Di area tandus dengan hamparan pasir yang luas itu, jamaah haji memulai ritualnya dengan cara berdiam diri melakukan perenungan tentang arti kehidupannya sebagai hamba Allah.

Perenungan itu memakan waktu sekitar 6 jam, yang dimulai dari zuhur sampai magrib, yang dikenal sebagai ritual wukuf.

Wukuf berasal dari waqafa yang artinya berhenti sejenak dari kegiatan untuk melakukan perenungan.

“Tidak ada haji tanpa wukuf,” sabda Rasulullah saw., artinya tidak ada haji tanpa perenungan di Arafah.

Maka tak heran, jamaah haji berdiam diri di tenda-tenda untuk melakukan perenungan jati diri.

Dalam perenungan ini, jamaah haji memohon ampunan atas dosa dan maksiat yang mereka lakukan.

Jamaah haji wajib ber-arafah yaitu menyadari bahwa dirinya memiliki keterbatasan-keterbatasan, serta menyadari bahwa kehidupan dunia hanyalah kendaraan menuju kehidupan akhirat yang kekal, menurut Direktur Penerangan Agama Islam Dr. H. Ahmad Zayadi, yang dilansir situs resmi Kementerian Agama.

Dalam ibadah wukuf, pakaian ihram hanyalah simbolik bahwa kehidupan manusia itu dibatasi, tidak seorang pun dari jamaah haji yang berani melewati batasan itu, semua harus memakai kain ihram dengan warna yang sama dan di lokasi yang sama.

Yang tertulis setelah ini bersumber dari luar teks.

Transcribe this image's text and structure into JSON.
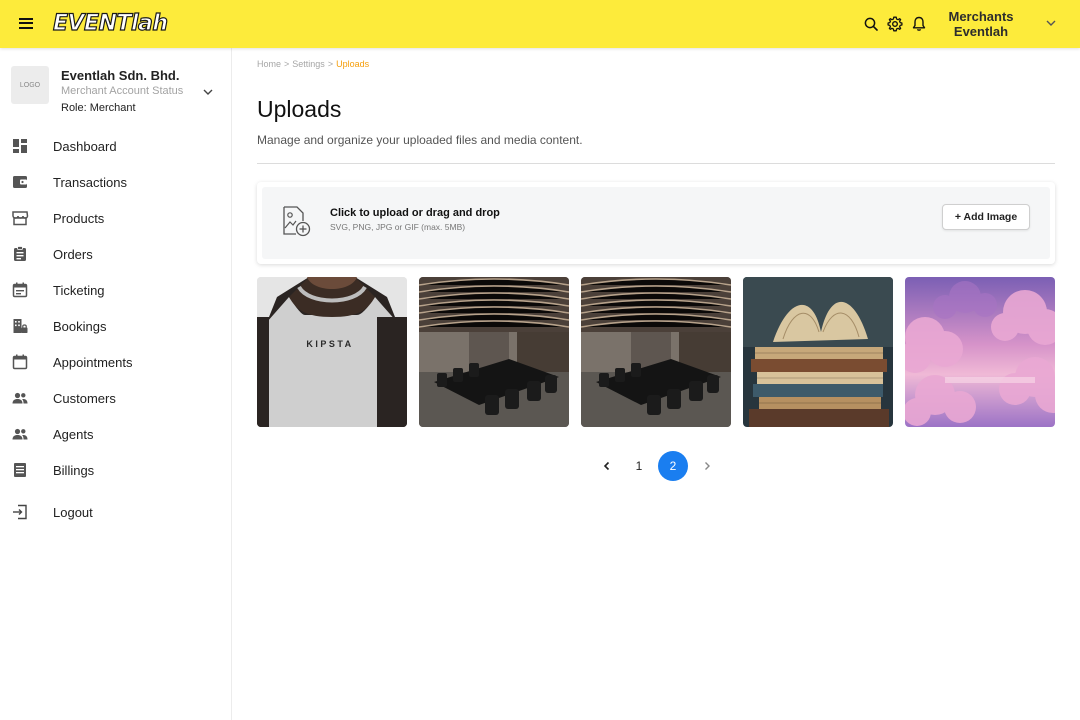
{
  "topbar": {
    "brand": "EVENTlah",
    "user_name": "Merchants Eventlah",
    "icons": [
      "menu-icon",
      "search-icon",
      "gear-icon",
      "bell-icon",
      "chevron-down-icon"
    ],
    "bg_color": "#fdeb3b"
  },
  "sidebar": {
    "merchant": {
      "logo_text": "LOGO",
      "name": "Eventlah Sdn. Bhd.",
      "status": "Merchant Account Status",
      "role": "Role: Merchant"
    },
    "items": [
      {
        "label": "Dashboard",
        "icon": "dashboard-icon"
      },
      {
        "label": "Transactions",
        "icon": "wallet-icon"
      },
      {
        "label": "Products",
        "icon": "store-icon"
      },
      {
        "label": "Orders",
        "icon": "clipboard-icon"
      },
      {
        "label": "Ticketing",
        "icon": "calendar-icon"
      },
      {
        "label": "Bookings",
        "icon": "building-lock-icon"
      },
      {
        "label": "Appointments",
        "icon": "calendar-blank-icon"
      },
      {
        "label": "Customers",
        "icon": "people-icon"
      },
      {
        "label": "Agents",
        "icon": "people-icon"
      },
      {
        "label": "Billings",
        "icon": "receipt-icon"
      }
    ],
    "logout": {
      "label": "Logout",
      "icon": "logout-icon"
    }
  },
  "main": {
    "breadcrumb": [
      "Home",
      "Settings",
      "Uploads"
    ],
    "breadcrumb_sep": ">",
    "title": "Uploads",
    "description": "Manage and organize your uploaded files and media content.",
    "upload": {
      "title": "Click to upload or drag and drop",
      "hint": "SVG, PNG, JPG or GIF (max. 5MB)",
      "button": "+ Add Image"
    },
    "images": [
      {
        "name": "jersey-image",
        "shirt_text": "KIPSTA"
      },
      {
        "name": "boardroom-image-1"
      },
      {
        "name": "boardroom-image-2"
      },
      {
        "name": "books-image"
      },
      {
        "name": "clouds-image"
      }
    ],
    "pagination": {
      "prev": "‹",
      "pages": [
        "1",
        "2"
      ],
      "current": "2",
      "next": "›"
    },
    "accent_color": "#1a7ef0",
    "breadcrumb_active_color": "#f59e0b"
  }
}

Jika terdapat jamaah haji yang memakai pakaian berjahit atau berwukuf di luar padang Arafah, maka ibadah hajinya batal. Hal ini menunjukkan bahwa manusia adalah makhluk yang dibatasi, dibatasi dengan syariat, dibatasi dengan batas usia, dibatasi kekuatan fisiknya, dibatasi jangkauan berpikir, dan lain sebagainya.

Manusia memang memiliki kekuatan fisik dan akal serta kesempurnaan dalam penciptaannya, namun terbatas dan terukur. Proses penciptaan manusia pun telah diatur oleh Allah Swt., dan fungsi tubuh pun memiliki batasan. Manusia terlahir lemah, kemudian dijadikan kuat oleh Allah, lalu kemudian kembali menjadi tua dan melemah.

M Eshaq (40), peserta haji asal Mesir, saat melakukan ritual wukuf lebih banyak berdiam diri di tenda sederhana. Saat wukuf, ia lebih banyak memohon ampunan kepada Sang Maha Pencipta atas dosa-dosa yang pernah dilakukannya.

Bagi dia, ritual wukuf ini baru permulaan  perjalanan spiritual berikutnya seperti lempar jumrah di Mina, tawaf atau mengelilingi Kakbah maupun sai antara Shafa dan Marwah.

Ia berharap bahwa ibadah yang dilakukannya dapat diterima di sisi Allah Swt.

Perenungan juga dilakukan oleh Ali Dakker (25), peserta haji asal Pakistan. Baginya puncak haji bukan semata-mata jamaah kumpul di Padang Arafah.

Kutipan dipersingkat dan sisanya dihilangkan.